Companies would be obliged to identify, and where necessary prevent, end or mitigate the negative impact of their activities, including that of their business partners, on human rights and the environment. This includes child labour, slavery, labour exploitation, pollution, environmental degradation and biodiversity loss.

EXTENDED SCOPE

MEPs extended the application of the new rules, compared to the Commission proposal, to include EU-based companies with more than 250 employees and a worldwide turnover higher than 40 million euros, as well as parent companies with over 500 employees and a worldwide turnover higher than 150 million euros. The rules would also apply to non-EU companies with a turnover higher than 150 million euros if at least 40 million was generated in the EU.  Companies must consider the negative impacts on human rights and the environment - including climate and corruption - throughout their value chain, both upstream and downstream.

Supervision, sanctions and detailed guidelines

Non-compliant companies should be liable for damages and EU governments would establish supervisory authorities with the power to impose sanctions. MEPs want fines to be at least 5% of the net worldwide turnover and to ban non-compliant third-country companies from public procurement.

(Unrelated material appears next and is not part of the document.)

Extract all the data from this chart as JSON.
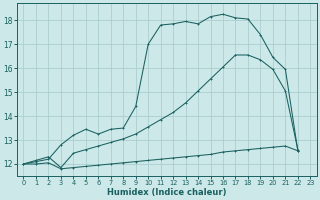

To facilitate compliance, member states would set up a national helpdesk and the Commission would prepare detailed guidelines.

Close collaboration with trade unions and NGOs

When it comes to identifying, preventing, prioritising and remedying supply chain risks, companies must engage with stakeholders on an ongoing basis. These stakeholders can be victims but also trade unions, NGOs and human rights defenders.

DAMAGES in

Companies must remedy any damage in full dialogue with the affected persons, including compensation or rehabilitation. This is a fundamental part which was completely missing from the Commission proposal.

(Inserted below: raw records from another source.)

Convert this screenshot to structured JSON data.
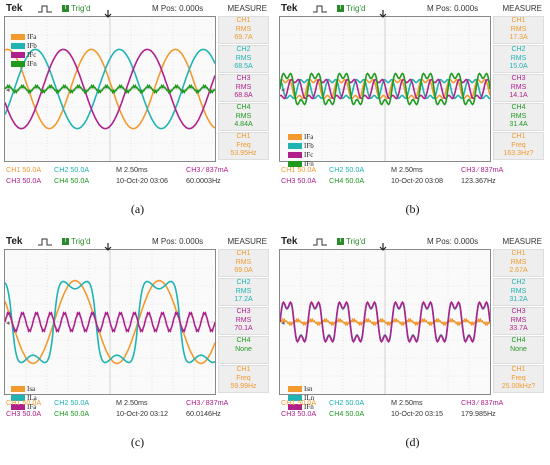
{
  "colors": {
    "ch1": "#f29a2e",
    "ch2": "#1fb3b3",
    "ch3": "#b0208d",
    "ch4": "#1f9a1f",
    "trig": "#2b8a2b"
  },
  "panels": [
    {
      "caption": "(a)",
      "tek": "Tek",
      "trig": "Trig'd",
      "mpos": "M Pos: 0.000s",
      "measure": "MEASURE",
      "measurements": [
        {
          "ch": "CH1",
          "label": "RMS",
          "value": "69.7A",
          "color": "#f29a2e"
        },
        {
          "ch": "CH2",
          "label": "RMS",
          "value": "68.5A",
          "color": "#1fb3b3"
        },
        {
          "ch": "CH3",
          "label": "RMS",
          "value": "68.8A",
          "color": "#b0208d"
        },
        {
          "ch": "CH4",
          "label": "RMS",
          "value": "4.84A",
          "color": "#1f9a1f"
        },
        {
          "ch": "CH1",
          "label": "Freq",
          "value": "53.95Hz",
          "color": "#f29a2e"
        }
      ],
      "footer": {
        "ch1": "CH1  50.0A",
        "ch2": "CH2  50.0A",
        "ch3": "CH3  50.0A",
        "ch4": "CH4  50.0A",
        "time": "M 2.50ms",
        "date": "10-Oct-20 03:06",
        "trigger": "CH3 ⁄ 837mA",
        "freq": "60.0003Hz"
      },
      "legend": [
        {
          "text": "IFa",
          "color": "#f29a2e"
        },
        {
          "text": "IFb",
          "color": "#1fb3b3"
        },
        {
          "text": "IFc",
          "color": "#b0208d"
        },
        {
          "text": "IFn",
          "color": "#1f9a1f"
        }
      ]
    },
    {
      "caption": "(b)",
      "tek": "Tek",
      "trig": "Trig'd",
      "mpos": "M Pos: 0.000s",
      "measure": "MEASURE",
      "measurements": [
        {
          "ch": "CH1",
          "label": "RMS",
          "value": "17.3A",
          "color": "#f29a2e"
        },
        {
          "ch": "CH2",
          "label": "RMS",
          "value": "15.0A",
          "color": "#1fb3b3"
        },
        {
          "ch": "CH3",
          "label": "RMS",
          "value": "14.1A",
          "color": "#b0208d"
        },
        {
          "ch": "CH4",
          "label": "RMS",
          "value": "31.4A",
          "color": "#1f9a1f"
        },
        {
          "ch": "CH1",
          "label": "Freq",
          "value": "163.3Hz?",
          "color": "#f29a2e"
        }
      ],
      "footer": {
        "ch1": "CH1  50.0A",
        "ch2": "CH2  50.0A",
        "ch3": "CH3  50.0A",
        "ch4": "CH4  50.0A",
        "time": "M 2.50ms",
        "date": "10-Oct-20 03:08",
        "trigger": "CH3 ⁄ 837mA",
        "freq": "123.367Hz"
      },
      "legend": [
        {
          "text": "IFa",
          "color": "#f29a2e"
        },
        {
          "text": "IFb",
          "color": "#1fb3b3"
        },
        {
          "text": "IFc",
          "color": "#b0208d"
        },
        {
          "text": "IFn",
          "color": "#1f9a1f"
        }
      ]
    },
    {
      "caption": "(c)",
      "tek": "Tek",
      "trig": "Trig'd",
      "mpos": "M Pos: 0.000s",
      "measure": "MEASURE",
      "measurements": [
        {
          "ch": "CH1",
          "label": "RMS",
          "value": "69.0A",
          "color": "#f29a2e"
        },
        {
          "ch": "CH2",
          "label": "RMS",
          "value": "17.2A",
          "color": "#1fb3b3"
        },
        {
          "ch": "CH3",
          "label": "RMS",
          "value": "70.1A",
          "color": "#b0208d"
        },
        {
          "ch": "CH4",
          "label": "",
          "value": "None",
          "color": "#1f9a1f"
        },
        {
          "ch": "CH1",
          "label": "Freq",
          "value": "59.99Hz",
          "color": "#f29a2e"
        }
      ],
      "footer": {
        "ch1": "CH1  50.0A",
        "ch2": "CH2  50.0A",
        "ch3": "CH3  50.0A",
        "ch4": "CH4  50.0A",
        "time": "M 2.50ms",
        "date": "10-Oct-20 03:12",
        "trigger": "CH3 ⁄ 837mA",
        "freq": "60.0146Hz"
      },
      "legend": [
        {
          "text": "Isa",
          "color": "#f29a2e"
        },
        {
          "text": "ILa",
          "color": "#1fb3b3"
        },
        {
          "text": "IFa",
          "color": "#b0208d"
        }
      ]
    },
    {
      "caption": "(d)",
      "tek": "Tek",
      "trig": "Trig'd",
      "mpos": "M Pos: 0.000s",
      "measure": "MEASURE",
      "measurements": [
        {
          "ch": "CH1",
          "label": "RMS",
          "value": "2.67A",
          "color": "#f29a2e"
        },
        {
          "ch": "CH2",
          "label": "RMS",
          "value": "31.2A",
          "color": "#1fb3b3"
        },
        {
          "ch": "CH3",
          "label": "RMS",
          "value": "33.7A",
          "color": "#b0208d"
        },
        {
          "ch": "CH4",
          "label": "",
          "value": "None",
          "color": "#1f9a1f"
        },
        {
          "ch": "CH1",
          "label": "Freq",
          "value": "25.00kHz?",
          "color": "#f29a2e"
        }
      ],
      "footer": {
        "ch1": "CH1  50.0A",
        "ch2": "CH2  50.0A",
        "ch3": "CH3  50.0A",
        "ch4": "CH4  50.0A",
        "time": "M 2.50ms",
        "date": "10-Oct-20 03:15",
        "trigger": "CH3 ⁄ 837mA",
        "freq": "179.985Hz"
      },
      "legend": [
        {
          "text": "Isn",
          "color": "#f29a2e"
        },
        {
          "text": "ILn",
          "color": "#1fb3b3"
        },
        {
          "text": "IFn",
          "color": "#b0208d"
        }
      ]
    }
  ],
  "chart_data": [
    {
      "type": "line",
      "title": "(a)",
      "x_div": [
        0,
        10
      ],
      "y_div": [
        -4,
        4
      ],
      "series": [
        {
          "name": "IFa",
          "type": "sine",
          "amplitude": 2.2,
          "cycles": 2.5,
          "phase_deg": 80
        },
        {
          "name": "IFb",
          "type": "sine",
          "amplitude": 2.2,
          "cycles": 2.5,
          "phase_deg": -40
        },
        {
          "name": "IFc",
          "type": "sine",
          "amplitude": 2.2,
          "cycles": 2.5,
          "phase_deg": 200
        },
        {
          "name": "IFn",
          "type": "ripple",
          "amplitude": 0.15,
          "cycles": 15
        }
      ]
    },
    {
      "type": "line",
      "title": "(b)",
      "x_div": [
        0,
        10
      ],
      "y_div": [
        -4,
        4
      ],
      "series": [
        {
          "name": "IFa",
          "type": "harmonic",
          "amplitude": 0.55,
          "cycles": 7.5,
          "phase_deg": 20
        },
        {
          "name": "IFb",
          "type": "harmonic",
          "amplitude": 0.55,
          "cycles": 7.5,
          "phase_deg": 140
        },
        {
          "name": "IFc",
          "type": "harmonic",
          "amplitude": 0.55,
          "cycles": 7.5,
          "phase_deg": 260
        },
        {
          "name": "IFn",
          "type": "harmonic",
          "amplitude": 0.9,
          "cycles": 7.5,
          "phase_deg": 0
        }
      ]
    },
    {
      "type": "line",
      "title": "(c)",
      "x_div": [
        0,
        10
      ],
      "y_div": [
        -4,
        4
      ],
      "series": [
        {
          "name": "Isa",
          "type": "sine",
          "amplitude": 2.3,
          "cycles": 2.5,
          "phase_deg": 150
        },
        {
          "name": "ILa",
          "type": "square",
          "amplitude": 2.1,
          "cycles": 2.5,
          "phase_deg": 150
        },
        {
          "name": "IFa",
          "type": "ripple",
          "amplitude": 0.5,
          "cycles": 15
        }
      ]
    },
    {
      "type": "line",
      "title": "(d)",
      "x_div": [
        0,
        10
      ],
      "y_div": [
        -4,
        4
      ],
      "series": [
        {
          "name": "Isn",
          "type": "ripple",
          "amplitude": 0.1,
          "cycles": 15
        },
        {
          "name": "ILn",
          "type": "harmonic",
          "amplitude": 1.1,
          "cycles": 7.5,
          "phase_deg": 0
        },
        {
          "name": "IFn",
          "type": "harmonic",
          "amplitude": 1.15,
          "cycles": 7.5,
          "phase_deg": 0
        }
      ]
    }
  ]
}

Obligation to introduce ambitious climate plans

In the agreement, companies must introduce ambitious climate plans, in line with the Paris Climate Agreement, including Scope 1, 2 and 3 emissions.

Directors are legally responsible for overseeing due diligence

All company directors would be obliged to implement a transition plan compatible with a global warming limit of 1.5°C. Directors of companies with over 1000 employees will be directly responsible for this step, which in turn will affect the variable parts of their pay, such as bonuses.

Next Steps

On 31st May, the European Parliament Plenary will gather to vote on a final Parliament position on the file.